BDEv: Big Data Evaluator


BDEv

[NEW] 07/09/2020: BDEv 3.5 released! Check out the News section

BDEv [1] is a benchmarking tool to evaluate Big Data processing frameworks in terms of performance, resource utilization, energy efficiency and microarchitecture-level events. It provides support for multiple frameworks (e.g. Hadoop, Spark, Flink) and manages the configuration needed to leverage the available computational resources like CPU, memory and network interfaces. The evaluation of these frameworks can be done by running different benchmarks (e.g.
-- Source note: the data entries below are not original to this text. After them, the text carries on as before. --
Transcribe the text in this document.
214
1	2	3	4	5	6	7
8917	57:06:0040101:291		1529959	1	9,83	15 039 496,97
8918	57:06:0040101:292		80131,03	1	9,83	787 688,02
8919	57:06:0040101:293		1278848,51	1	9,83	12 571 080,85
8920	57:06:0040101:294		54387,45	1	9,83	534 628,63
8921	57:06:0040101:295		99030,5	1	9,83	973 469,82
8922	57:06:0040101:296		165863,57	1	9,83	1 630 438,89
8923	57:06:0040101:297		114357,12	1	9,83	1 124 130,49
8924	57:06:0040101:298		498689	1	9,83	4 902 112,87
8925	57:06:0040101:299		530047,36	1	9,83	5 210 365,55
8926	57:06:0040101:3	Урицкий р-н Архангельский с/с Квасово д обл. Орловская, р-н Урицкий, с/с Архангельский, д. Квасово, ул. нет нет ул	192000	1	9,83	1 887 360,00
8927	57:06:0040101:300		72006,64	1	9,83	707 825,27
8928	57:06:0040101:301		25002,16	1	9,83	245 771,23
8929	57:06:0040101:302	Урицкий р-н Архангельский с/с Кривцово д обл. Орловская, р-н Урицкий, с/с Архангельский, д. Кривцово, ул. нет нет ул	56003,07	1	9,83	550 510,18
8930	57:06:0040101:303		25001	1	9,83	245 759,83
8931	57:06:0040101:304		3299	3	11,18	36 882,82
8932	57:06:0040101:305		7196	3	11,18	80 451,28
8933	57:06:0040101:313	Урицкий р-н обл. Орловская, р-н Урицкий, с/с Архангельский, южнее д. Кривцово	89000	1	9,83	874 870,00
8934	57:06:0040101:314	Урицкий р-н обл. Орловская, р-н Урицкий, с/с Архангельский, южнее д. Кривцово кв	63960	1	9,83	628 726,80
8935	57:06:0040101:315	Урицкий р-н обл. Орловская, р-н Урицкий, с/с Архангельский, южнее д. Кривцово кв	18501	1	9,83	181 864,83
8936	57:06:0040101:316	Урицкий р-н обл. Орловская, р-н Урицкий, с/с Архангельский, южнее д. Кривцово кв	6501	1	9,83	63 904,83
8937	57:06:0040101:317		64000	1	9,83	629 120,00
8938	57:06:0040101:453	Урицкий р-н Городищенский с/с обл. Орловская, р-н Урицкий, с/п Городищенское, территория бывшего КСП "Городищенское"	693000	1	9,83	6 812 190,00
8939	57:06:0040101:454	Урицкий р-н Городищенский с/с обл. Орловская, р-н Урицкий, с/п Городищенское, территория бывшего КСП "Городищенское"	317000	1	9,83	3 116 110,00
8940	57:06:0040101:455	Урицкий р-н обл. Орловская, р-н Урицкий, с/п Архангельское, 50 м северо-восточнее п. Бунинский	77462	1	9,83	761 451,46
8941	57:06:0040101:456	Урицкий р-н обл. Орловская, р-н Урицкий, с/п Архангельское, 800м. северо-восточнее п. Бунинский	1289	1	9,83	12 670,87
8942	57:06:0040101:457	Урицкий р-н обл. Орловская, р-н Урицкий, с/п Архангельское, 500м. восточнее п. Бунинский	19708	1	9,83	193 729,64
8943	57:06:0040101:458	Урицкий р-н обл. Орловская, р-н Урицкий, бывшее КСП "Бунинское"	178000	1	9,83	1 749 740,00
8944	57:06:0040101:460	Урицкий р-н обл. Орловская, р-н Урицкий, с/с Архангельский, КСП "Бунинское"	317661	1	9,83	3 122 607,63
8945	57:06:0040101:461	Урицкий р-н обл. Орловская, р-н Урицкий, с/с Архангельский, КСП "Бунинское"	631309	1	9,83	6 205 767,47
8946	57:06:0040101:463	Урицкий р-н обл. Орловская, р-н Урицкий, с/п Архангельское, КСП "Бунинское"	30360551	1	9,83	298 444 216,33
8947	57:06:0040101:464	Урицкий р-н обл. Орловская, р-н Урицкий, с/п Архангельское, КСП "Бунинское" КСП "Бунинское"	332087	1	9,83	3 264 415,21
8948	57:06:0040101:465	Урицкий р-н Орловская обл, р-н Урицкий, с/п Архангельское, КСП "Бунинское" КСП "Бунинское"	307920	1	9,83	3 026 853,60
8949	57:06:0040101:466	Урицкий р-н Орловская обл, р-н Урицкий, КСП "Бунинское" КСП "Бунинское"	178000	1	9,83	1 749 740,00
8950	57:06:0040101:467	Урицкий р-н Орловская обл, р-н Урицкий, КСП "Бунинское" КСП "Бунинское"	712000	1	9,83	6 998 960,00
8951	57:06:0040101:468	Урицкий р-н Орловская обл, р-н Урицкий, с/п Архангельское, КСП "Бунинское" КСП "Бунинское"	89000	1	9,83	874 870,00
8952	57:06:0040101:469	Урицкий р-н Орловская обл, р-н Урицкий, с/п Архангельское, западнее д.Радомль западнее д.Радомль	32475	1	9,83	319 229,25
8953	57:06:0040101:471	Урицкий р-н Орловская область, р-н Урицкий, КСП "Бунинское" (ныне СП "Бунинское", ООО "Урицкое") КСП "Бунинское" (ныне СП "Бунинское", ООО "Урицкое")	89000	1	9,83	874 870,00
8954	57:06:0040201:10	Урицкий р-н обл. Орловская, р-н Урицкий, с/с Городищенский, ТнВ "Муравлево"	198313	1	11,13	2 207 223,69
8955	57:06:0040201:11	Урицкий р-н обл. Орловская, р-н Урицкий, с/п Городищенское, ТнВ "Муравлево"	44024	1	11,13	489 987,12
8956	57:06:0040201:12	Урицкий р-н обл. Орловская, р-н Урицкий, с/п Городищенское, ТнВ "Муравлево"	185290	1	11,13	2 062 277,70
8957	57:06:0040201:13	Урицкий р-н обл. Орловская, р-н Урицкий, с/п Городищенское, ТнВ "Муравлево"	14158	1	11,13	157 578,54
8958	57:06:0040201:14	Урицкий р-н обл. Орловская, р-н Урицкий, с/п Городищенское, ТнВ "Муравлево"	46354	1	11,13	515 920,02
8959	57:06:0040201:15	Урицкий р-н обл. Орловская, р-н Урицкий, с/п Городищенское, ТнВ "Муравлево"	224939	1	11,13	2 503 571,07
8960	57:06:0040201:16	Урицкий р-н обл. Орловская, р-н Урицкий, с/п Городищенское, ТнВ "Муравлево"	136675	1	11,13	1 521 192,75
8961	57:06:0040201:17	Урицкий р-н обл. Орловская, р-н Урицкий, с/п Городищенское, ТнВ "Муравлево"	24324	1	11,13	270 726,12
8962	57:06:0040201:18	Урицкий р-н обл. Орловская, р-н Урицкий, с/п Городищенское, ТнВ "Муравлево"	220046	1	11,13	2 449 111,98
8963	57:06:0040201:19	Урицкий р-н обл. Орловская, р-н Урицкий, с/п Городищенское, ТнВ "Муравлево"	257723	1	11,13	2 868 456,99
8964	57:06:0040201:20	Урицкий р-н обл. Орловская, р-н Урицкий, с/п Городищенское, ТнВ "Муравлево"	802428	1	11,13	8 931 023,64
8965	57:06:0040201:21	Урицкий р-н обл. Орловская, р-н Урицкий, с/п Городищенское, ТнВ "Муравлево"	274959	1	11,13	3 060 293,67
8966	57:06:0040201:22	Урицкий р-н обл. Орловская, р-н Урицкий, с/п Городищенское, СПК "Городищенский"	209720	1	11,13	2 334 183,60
TeraSort, WordCount) included in the BDEv distribution, while also enabling the execution of custom commands. Moreover, BDEv eases the deployment of the frameworks over a cluster of nodes, the execution of the experiments and the task of gathering the results by providing automatically generated graphs.

BDEv has evolved from MREv [2], which was originally aimed to evaluate HPC-oriented MapReduce frameworks. MREv has been used for research purposes in [3], which analyses the behaviour of HPC-oriented MapReduce frameworks on an HPC cluster. It has also been extensively used during the development and evaluation of Flame-MR [4, 5, 6], an efficient MapReduce framework that improves the performance of Hadoop, and for comparing the performance of Hadoop, Spark and Flink in [7].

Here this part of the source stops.